East Sussex Health Overview and Scrutiny Committee: Hospital Handovers
Supplementary Information from East Sussex Healthcare NHS Trust (ESHT)
March 2022
1.1 ESHT have undertaken several focused programmes over the last few months supporting discharge to reduce bed occupancy where medically appropriate within the trust and ensure bed availability for those who need acute level care. The trust teams recognise that these focused programmes support the delivery of the overall patient pathway, from the emergency department to discharge which includes ambulance handover. In January the Trust saw 25 delays to ambulance handover (where handover took over 60 minutes) which is the lowest since July 2021.
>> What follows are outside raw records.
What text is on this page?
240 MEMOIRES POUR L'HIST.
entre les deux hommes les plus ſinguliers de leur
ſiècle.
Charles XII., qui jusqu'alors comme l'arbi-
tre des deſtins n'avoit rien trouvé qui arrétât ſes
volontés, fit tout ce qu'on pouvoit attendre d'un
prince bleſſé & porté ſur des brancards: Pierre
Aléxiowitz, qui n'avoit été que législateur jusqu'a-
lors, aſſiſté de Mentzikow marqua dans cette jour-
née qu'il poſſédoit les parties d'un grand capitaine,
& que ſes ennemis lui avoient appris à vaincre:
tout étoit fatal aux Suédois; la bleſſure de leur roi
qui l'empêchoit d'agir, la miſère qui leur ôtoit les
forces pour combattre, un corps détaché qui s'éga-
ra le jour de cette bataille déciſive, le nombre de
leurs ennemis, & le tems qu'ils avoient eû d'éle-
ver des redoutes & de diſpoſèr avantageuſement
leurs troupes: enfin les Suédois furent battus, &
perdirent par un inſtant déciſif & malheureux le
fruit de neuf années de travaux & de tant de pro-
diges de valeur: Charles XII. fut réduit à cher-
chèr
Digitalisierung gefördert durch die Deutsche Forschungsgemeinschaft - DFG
1.2 The national standard is that all ambulances will have completed a meaningful clinical handover and be able to leave the emergency department within 15 minutes of arrival (handbrake on) and achieving this is our main driver. As a Trust we aim to go back to basics as part of a reset initiative called “Ambulance Awareness Week” we are looking to deliver this in early March with the ambition that we achieve 0 delays over 60 mins, working towards 0 waits over 15 mins by the end of June 2022. We will increase visibility of the inbound ambulances across all gateway areas (Emergency department, Same Day Emergency Centre (SDEC), Surgical Assessment Unit (SAU)) by displaying the SECAmb “inbound screen” in all areas including the operational site office. This will also support improved timely escalation of any potential delays.
1.3 We are working with SECAmb to explore how the Urgent Treatment Centres (UTC) could support non conveyance of patients by providing remote consultations via the LIVI and the 111 service. In addition, SECAmb and ESHT are working collaboratively to review all service finders to ensure crews get the right patient to the right site first time, preventing delays and the need to move patients between sites. In addition to this the Trust are implementing a community Same Day Emergency Care ‘SDEC’ (2-hour rapid response) to increase admission avoidance, alongside the non-injury falls service which went live in January 2022 whereby the community nursing team respond and address the patient’s needs rather than requiring an ambulance response.
1.4 The Trust is also working with Secamb and other health professionals to ensure that there is direct access to clinicians within our specialty direct access areas ‘gateway’ and streaming from the UTC and emergency department, to improve direct access to services and both reduce pressure at our front door and aid handover times.